Jennifer Block, yang baru-baru ini melahirkan anak pertamanya di rumah, adalah penulis dari Pushed: The Painful Truth about Childbirth and Modern Maternity Care.
“Dari riset sendiri, kelahiran di rumah sebagian besar akan berakhir dengan kelahiran normal secara spontan, dengan trauma paling kecil dan awal terbaik untuk bayi. Jika ada yang tidak beres kami akan pergi ke rumah sakit," ujar Block.
"Saat kita fokus dengan risiko kelahiran di rumah, kita lupa dengan risiko melahirkan di rumah sakit," ujarnya.
Menurutnya, selain ada kemungkinan mendapat infeksi atau operasi Caesar, ada risiko bayi akan berakhir di unit perawatan intensif (NICU) selama beberapa hari karena proses kelahiran dipercepat dan distimulasi secara berlebihan, sehingga bayi stress.
"Jadi saya kira, memfokuskan diri pada risiko-risiko kecil yang jarang, meski sangat signifikan, tidak memberikan gambaran secara utuh," ujarnya.
Block mengatakan para perempuan memilih melahirkan di rumah demi kesehatan bayi dan mereka sendiri.

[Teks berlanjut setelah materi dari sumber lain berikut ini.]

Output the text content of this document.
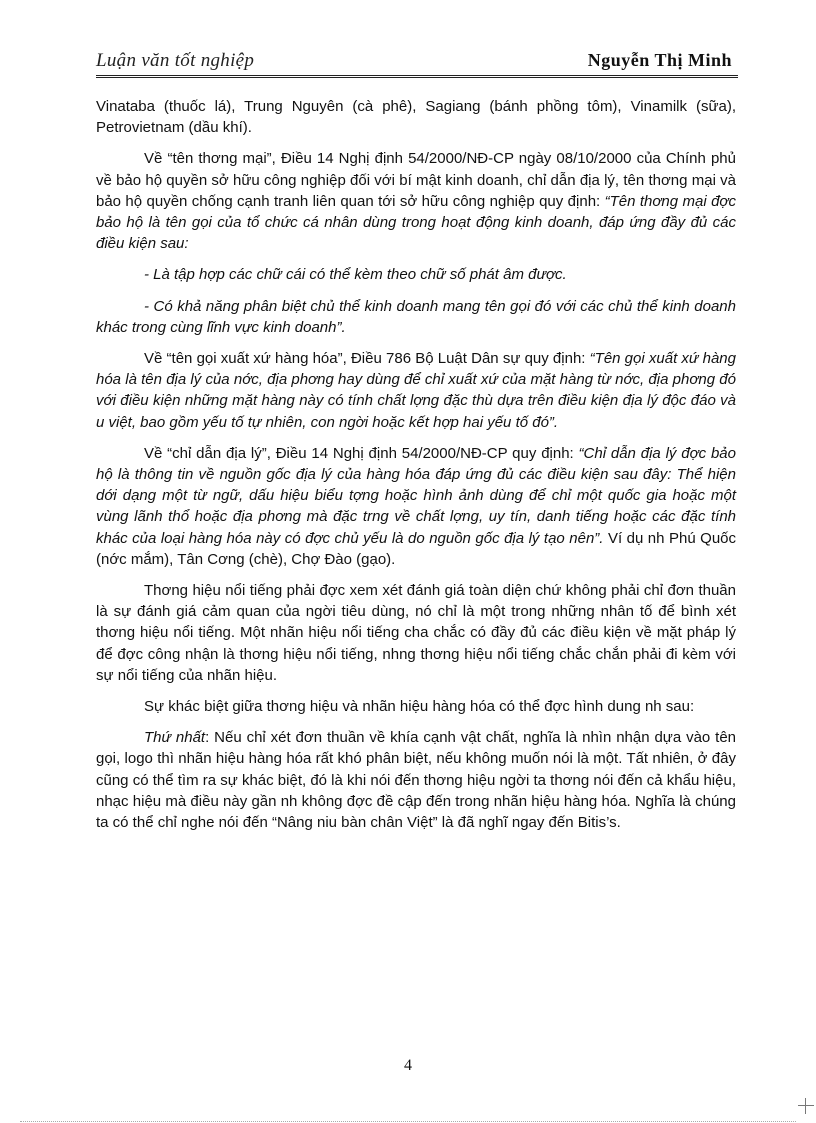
Luận văn tốt nghiệp	Nguyễn Thị Minh

Vinataba (thuốc lá), Trung Nguyên (cà phê), Sagiang (bánh phồng tôm), Vinamilk (sữa), Petrovietnam (dầu khí).

Về “tên thơng mại”, Điều 14 Nghị định 54/2000/NĐ-CP ngày 08/10/2000 của Chính phủ về bảo hộ quyền sở hữu công nghiệp đối với bí mật kinh doanh, chỉ dẫn địa lý, tên thơng mại và bảo hộ quyền chống cạnh tranh liên quan tới sở hữu công nghiệp quy định: “Tên thơng mại đợc bảo hộ là tên gọi của tổ chức cá nhân dùng trong hoạt động kinh doanh, đáp ứng đầy đủ các điều kiện sau:

- Là tập hợp các chữ cái có thể kèm theo chữ số phát âm được.

- Có khả năng phân biệt chủ thể kinh doanh mang tên gọi đó với các chủ thể kinh doanh khác trong cùng lĩnh vực kinh doanh”.

Về “tên gọi xuất xứ hàng hóa”, Điều 786 Bộ Luật Dân sự quy định: “Tên gọi xuất xứ hàng hóa là tên địa lý của nớc, địa phơng hay dùng để chỉ xuất xứ của mặt hàng từ nớc, địa phơng đó với điều kiện những mặt hàng này có tính chất lợng đặc thù dựa trên điều kiện địa lý độc đáo và u việt, bao gồm yếu tố tự nhiên, con ngời hoặc kết hợp hai yếu tố đó”.

Về “chỉ dẫn địa lý”, Điều 14 Nghị định 54/2000/NĐ-CP quy định: “Chỉ dẫn địa lý đợc bảo hộ là thông tin về nguồn gốc địa lý của hàng hóa đáp ứng đủ các điều kiện sau đây: Thể hiện dới dạng một từ ngữ, dấu hiệu biểu tợng hoặc hình ảnh dùng để chỉ một quốc gia hoặc một vùng lãnh thổ hoặc địa phơng mà đặc trng về chất lợng, uy tín, danh tiếng hoặc các đặc tính khác của loại hàng hóa này có đợc chủ yếu là do nguồn gốc địa lý tạo nên”. Ví dụ nh Phú Quốc (nớc mắm), Tân Cơng (chè), Chợ Đào (gạo).

Thơng hiệu nổi tiếng phải đợc xem xét đánh giá toàn diện chứ không phải chỉ đơn thuần là sự đánh giá cảm quan của ngời tiêu dùng, nó chỉ là một trong những nhân tố để bình xét thơng hiệu nổi tiếng. Một nhãn hiệu nổi tiếng cha chắc có đầy đủ các điều kiện về mặt pháp lý để đợc công nhận là thơng hiệu nổi tiếng, nhng thơng hiệu nổi tiếng chắc chắn phải đi kèm với sự nổi tiếng của nhãn hiệu.

Sự khác biệt giữa thơng hiệu và nhãn hiệu hàng hóa có thể đợc hình dung nh sau:

Thứ nhất: Nếu chỉ xét đơn thuần về khía cạnh vật chất, nghĩa là nhìn nhận dựa vào tên gọi, logo thì nhãn hiệu hàng hóa rất khó phân biệt, nếu không muốn nói là một. Tất nhiên, ở đây cũng có thể tìm ra sự khác biệt, đó là khi nói đến thơng hiệu ngời ta thơng nói đến cả khẩu hiệu, nhạc hiệu mà điều này gần nh không đợc đề cập đến trong nhãn hiệu hàng hóa. Nghĩa là chúng ta có thể chỉ nghe nói đến “Nâng niu bàn chân Việt” là đã nghĩ ngay đến Bitis’s.

4
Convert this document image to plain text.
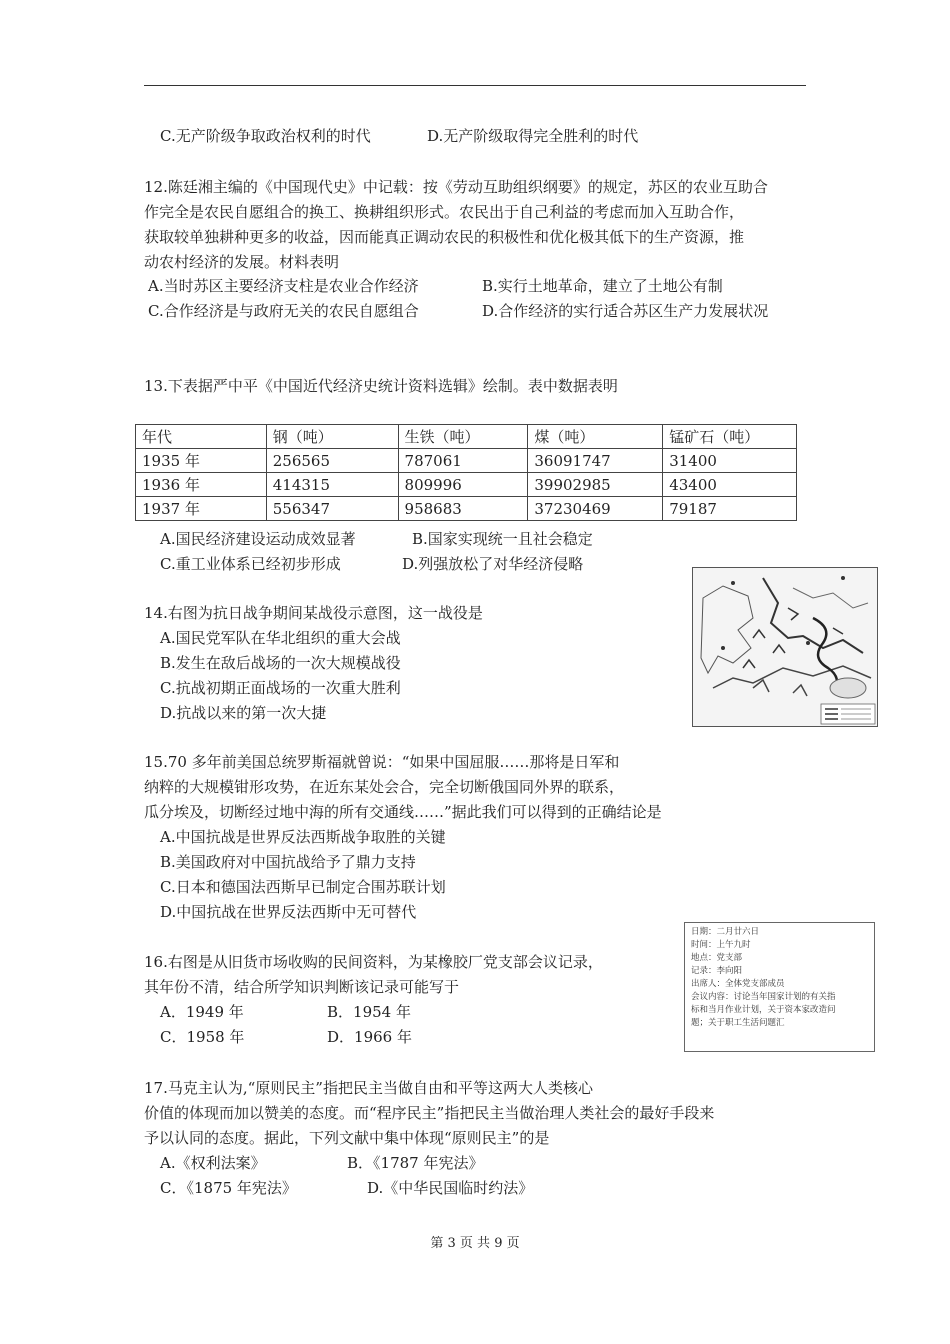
C.无产阶级争取政治权利的时代	D.无产阶级取得完全胜利的时代
12.陈廷湘主编的《中国现代史》中记载：按《劳动互助组织纲要》的规定，苏区的农业互助合
作完全是农民自愿组合的换工、换耕组织形式。农民出于自己利益的考虑而加入互助合作，
获取较单独耕种更多的收益，因而能真正调动农民的积极性和优化极其低下的生产资源，推
动农村经济的发展。材料表明
A.当时苏区主要经济支柱是农业合作经济	B.实行土地革命，建立了土地公有制
C.合作经济是与政府无关的农民自愿组合	D.合作经济的实行适合苏区生产力发展状况
13.下表据严中平《中国近代经济史统计资料选辑》绘制。表中数据表明
年代	钢（吨）	生铁（吨）	煤（吨）	锰矿石（吨）
1935 年	256565	787061	36091747	31400
1936 年	414315	809996	39902985	43400
1937 年	556347	958683	37230469	79187
A.国民经济建设运动成效显著	B.国家实现统一且社会稳定
C.重工业体系已经初步形成	D.列强放松了对华经济侵略
14.右图为抗日战争期间某战役示意图，这一战役是
A.国民党军队在华北组织的重大会战
B.发生在敌后战场的一次大规模战役
C.抗战初期正面战场的一次重大胜利
D.抗战以来的第一次大捷
15.70 多年前美国总统罗斯福就曾说：“如果中国屈服……那将是日军和
纳粹的大规模钳形攻势，在近东某处会合，完全切断俄国同外界的联系，
瓜分埃及，切断经过地中海的所有交通线……”据此我们可以得到的正确结论是
A.中国抗战是世界反法西斯战争取胜的关键
B.美国政府对中国抗战给予了鼎力支持
C.日本和德国法西斯早已制定合围苏联计划
D.中国抗战在世界反法西斯中无可替代
16.右图是从旧货市场收购的民间资料，为某橡胶厂党支部会议记录，
其年份不清，结合所学知识判断该记录可能写于
A．1949 年	B．1954 年
C．1958 年	D．1966 年
日期：二月廿六日
时间：上午九时
地点：党支部
记录：李向阳
出席人：全体党支部成员
会议内容：讨论当年国家计划的有关指
标和当月作业计划，关于资本家改造问
题；关于职工生活问题汇
17.马克主认为,“原则民主”指把民主当做自由和平等这两大人类核心
价值的体现而加以赞美的态度。而“程序民主”指把民主当做治理人类社会的最好手段来
予以认同的态度。据此，下列文献中集中体现“原则民主”的是
A.《权利法案》	B．《1787 年宪法》
C．《1875 年宪法》	D.《中华民国临时约法》
第 3 页 共 9 页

"Jika ibu melahirkan secara spontan dan normal, itu adalah skenario terbaik untuk bayi," ujarnya.
"Kita tahu manfaat kelahiran normal bagi paru-paru, pernafasan dan kesehatan perut bayi."
Baik pendukung maupun oposisi kelahiran di rumah mengacu pada Belanda dan beberapa negara lain yang mendukung pendapat mereka. Di Australia dan Inggris, misalnya, sebagian besar ibu hamil dirawat oleh bidan, dan hanya pergi ke dokter jika ada faktor komplikasi atau risiko.
Chervenak mengatakan di Belanda, tempat kelahiran di rumah yang didampingi bidan telah mendominasi sejak lama, jumlah kelahiran di rumah sakit telah meningkat. Namun banyak perempuan di sana juga membayar ekstra untuk didampingi para bidan.
Menurutnya, jawaban untuk AS adalah untuk "membiarkan bidan membantu kelahiran di rumah sakit atau dekat rumah sakit. Bawa kelahiran rumah ke rumah sakit."
“Jujur saja pengalaman di rumah sakit lebih baik di Eropa utara dan Belanda dibandingkan di AS," ujar Block.
"Jika saya dapat pergi ke rumah sakit dan berendam di bak mandi untuk melahirkan, dan tidak diberitahu bahwa saya harus terus dipantau di tempat tidur, barangkali saya juga akan melakukannya."